JOHN D. HAINSWORTH, MD: The new agents that -- the monoclonal antibodies that I just mentioned -- are really new enough that their place in CLL has not been entirely defined yet. The two antibodies that are out recently in the last two or three years are Rituxan and Campath. They have been used by themselves but now probably the real interesting and exciting thing is that they're being used earlier in treatment, often in conjunction with our more standard chemotherapy. And already, using these antibodies plus chemotherapy have been able to give higher complete response rates in these patients.

MARYANN BIRD: How about bone marrow or stem cell transplantation?

JOHN D. HAINSWORTH, MD: Bone marrow transplants are high-dose chemotherapy with support with stem cells has not really been that useful, and I'd say probably will not play a major role in CLL in the future. Part of this is due to the fact that this is an elderly population. And that kind of treatment approach with -- has a lot of toxicity and a lot of side effects.

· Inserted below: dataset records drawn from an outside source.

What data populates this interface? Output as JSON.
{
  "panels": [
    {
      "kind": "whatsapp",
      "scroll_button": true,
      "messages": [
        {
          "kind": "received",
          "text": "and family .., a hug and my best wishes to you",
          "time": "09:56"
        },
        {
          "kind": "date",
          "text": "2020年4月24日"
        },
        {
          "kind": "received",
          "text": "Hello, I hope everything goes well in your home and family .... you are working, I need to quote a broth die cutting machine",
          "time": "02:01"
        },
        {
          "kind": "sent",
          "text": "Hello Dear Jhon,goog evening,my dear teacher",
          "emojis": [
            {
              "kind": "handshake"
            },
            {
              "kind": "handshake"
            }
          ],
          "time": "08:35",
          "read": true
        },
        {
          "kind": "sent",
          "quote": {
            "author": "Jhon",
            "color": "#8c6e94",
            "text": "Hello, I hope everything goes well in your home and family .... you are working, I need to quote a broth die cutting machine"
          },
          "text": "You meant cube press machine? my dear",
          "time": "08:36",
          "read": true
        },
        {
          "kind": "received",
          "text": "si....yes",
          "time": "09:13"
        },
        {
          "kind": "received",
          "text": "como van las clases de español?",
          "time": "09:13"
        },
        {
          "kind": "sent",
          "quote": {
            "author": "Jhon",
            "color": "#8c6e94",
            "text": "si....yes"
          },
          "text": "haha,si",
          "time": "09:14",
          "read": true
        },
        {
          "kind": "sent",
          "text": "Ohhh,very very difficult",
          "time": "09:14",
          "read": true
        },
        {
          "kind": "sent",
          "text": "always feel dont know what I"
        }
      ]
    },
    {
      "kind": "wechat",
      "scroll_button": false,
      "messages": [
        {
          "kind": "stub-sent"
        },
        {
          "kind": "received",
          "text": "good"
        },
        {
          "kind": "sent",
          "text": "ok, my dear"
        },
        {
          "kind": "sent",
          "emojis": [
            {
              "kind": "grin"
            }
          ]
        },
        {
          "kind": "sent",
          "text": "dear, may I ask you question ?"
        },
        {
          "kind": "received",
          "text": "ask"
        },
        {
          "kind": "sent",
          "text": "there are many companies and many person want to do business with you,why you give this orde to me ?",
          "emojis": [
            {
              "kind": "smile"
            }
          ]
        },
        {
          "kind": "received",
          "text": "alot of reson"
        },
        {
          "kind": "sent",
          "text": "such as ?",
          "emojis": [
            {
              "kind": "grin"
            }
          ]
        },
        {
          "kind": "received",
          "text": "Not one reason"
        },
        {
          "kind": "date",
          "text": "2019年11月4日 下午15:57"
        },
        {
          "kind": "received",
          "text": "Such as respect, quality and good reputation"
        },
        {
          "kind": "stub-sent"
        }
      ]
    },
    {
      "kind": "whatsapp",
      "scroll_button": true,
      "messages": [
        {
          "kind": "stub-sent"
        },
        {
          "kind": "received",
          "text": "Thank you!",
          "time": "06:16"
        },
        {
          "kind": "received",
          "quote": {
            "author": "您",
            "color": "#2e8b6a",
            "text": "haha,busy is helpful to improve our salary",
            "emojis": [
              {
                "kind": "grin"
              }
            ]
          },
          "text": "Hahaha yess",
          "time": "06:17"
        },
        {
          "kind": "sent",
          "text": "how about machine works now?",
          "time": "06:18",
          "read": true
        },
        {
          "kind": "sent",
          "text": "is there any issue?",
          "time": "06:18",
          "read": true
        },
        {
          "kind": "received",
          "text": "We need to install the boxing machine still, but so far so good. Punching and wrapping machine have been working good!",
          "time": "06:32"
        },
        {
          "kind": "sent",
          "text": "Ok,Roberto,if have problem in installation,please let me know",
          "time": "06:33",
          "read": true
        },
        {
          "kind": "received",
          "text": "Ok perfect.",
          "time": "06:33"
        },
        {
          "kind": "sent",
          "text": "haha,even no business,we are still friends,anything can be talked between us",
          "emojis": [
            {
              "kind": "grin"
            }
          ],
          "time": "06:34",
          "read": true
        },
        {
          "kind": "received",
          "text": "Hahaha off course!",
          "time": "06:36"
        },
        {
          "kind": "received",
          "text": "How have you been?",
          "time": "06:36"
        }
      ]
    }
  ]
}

MARYANN BIRD: Does the stage of a patient's disease impact his or her treatment?

JOHN D. HAINSWORTH, MD: The stage of disease in CLL is important but mostly with respect to making the decision of whether to treat the patient or not.

MARYANN BIRD: I imagine some of your patients have a hard time to being told to watch and wait instead of seeking treatment.

JOHN D. HAINSWORTH, MD: That's true. This is one of the few cancers for which that is a reasonable option. And I think people are uncomfortable with that once they find out they have a cancer. It's difficult to convince people not to have treatment originally. But I think it's mostly a matter of just talking to them and educating them about this particular type of cancer.

MARYANN BIRD: Dr. Hainsworth, thank you very much for joining us today. And thank you for joining us on our webcast. I'm Maryann Bird.